Simplified Logic for Implementation

def is_first_time_voter_simple(vuid, birth_year, county, election_date, conn):
    """Simplified version for performance."""
    
    # Has prior primary vote? → NOT first-time
    has_prior = conn.execute("""
        SELECT 1 FROM voter_elections
        WHERE vuid = ? AND election_date < ?
          AND party_voted != '' AND party_voted IS NOT NULL
        LIMIT 1
    """, [vuid, election_date]).fetchone()
    
    if has_prior:
        return False
    
    election_year = int(election_date.split('-')[0])
    
    # Rule 1: Was under 18 for earliest prior election?
    if birth_year:
        earliest_election = conn.execute("""
            SELECT MIN(election_date) FROM voter_elections
            WHERE election_date < ?
              AND party_voted != '' AND party_voted IS NOT NULL
        """, [election_date]).fetchone()[0]
        
        if earliest_election:
            earliest_year = int(earliest_election.split('-')[0])
            age_at_earliest = earliest_year - birth_year
            
            if age_at_earliest < 18 and (election_year - birth_year) >= 18:
                # Was too young at earliest election, now eligible
                return True
    
    # Rule 2: County has 3+ prior elections?
    prior_count = conn.execute("""
        SELECT COUNT(DISTINCT ve.election_date)
        FROM voter_elections ve
        JOIN voters v ON ve.vuid = v.vuid
        WHERE v.county = ? AND ve.election_date < ?
          AND ve.party_voted != '' AND ve.party_voted IS NOT NULL
    """, [county, election_date]).fetchone()[0]
    
    return prior_count >= 3

Examples

Example 1: Young Voter (Rule 1)

  • Birth year: 2008
  • 2022 primary exists: age 14 (under 18) ✗
  • 2024 primary exists: age 16 (under 18) ✗
  • 2026 primary: age 18 ✓
  • Result: FIRST-TIME VOTER (was too young before)
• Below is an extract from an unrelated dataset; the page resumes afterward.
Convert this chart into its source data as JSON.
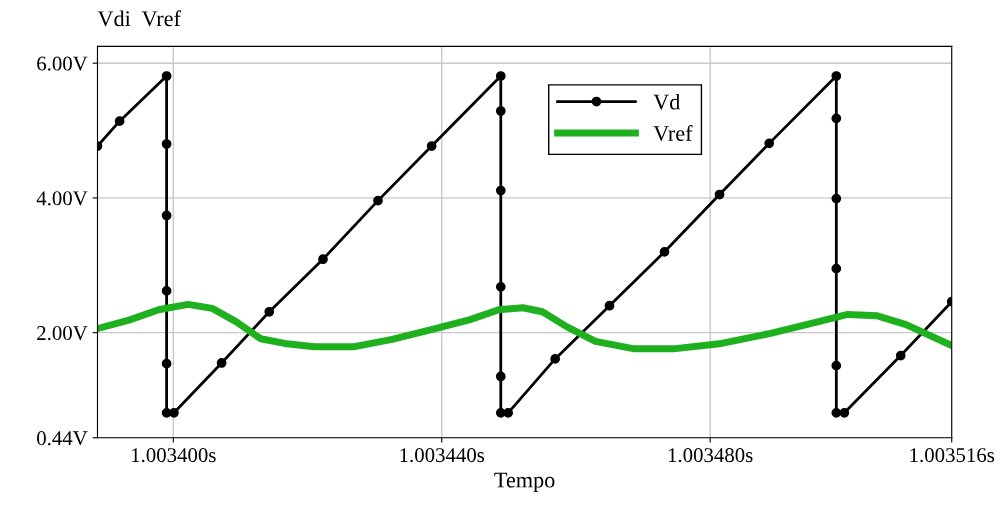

Example 2: Older Voter in Well-Documented County (Rule 2)

  • Birth year: 1980 (age 46)
  • County: Hidalgo
  • Prior elections: 2020, 2022, 2024 (3 elections)
  • No record in any prior election
  • Result: FIRST-TIME VOTER (never voted despite being eligible)

Example 3: Older Voter in Poorly-Documented County

  • Birth year: 1980 (age 46)
  • County: Brooks
  • Prior elections: 2026 only (1 election)
  • No record in prior elections
  • Result: NOT FIRST-TIME (insufficient data - might have voted in 2018)

Example 4: Voter Who Voted Before

  • Birth year: 2000 (age 26)
  • Voted in 2024 primary
  • Result: NOT FIRST-TIME (has prior history)

County Classification

Based on your data:

3+ Prior Elections (Rule 2 applies):

  • Hidalgo: 2020(?), 2022, 2024, 2026 → Count all with no prior history

<3 Prior Elections (Only Rule 1 applies):

  • Most other counties: Only 2026 data → Only count newly eligible voters

Implementation Steps

  1. Update database.py flag-setting logic
  2. Update database.py stats calculation
  3. Update app.py API endpoints
  4. Update reports.py report generation
  5. Update processor.py CSV import
  6. Add county prior election count cache
  7. Regenerate all cached data
  8. Verify with audit script

Performance Optimization

Cache the county prior election counts:

# At startup or periodically
COUNTY_PRIOR_ELECTION_COUNTS = {
    'Hidalgo': 3,
    'Cameron': 1,
    'Willacy': 1,
    # ... etc
}

This avoids repeated queries for the same county.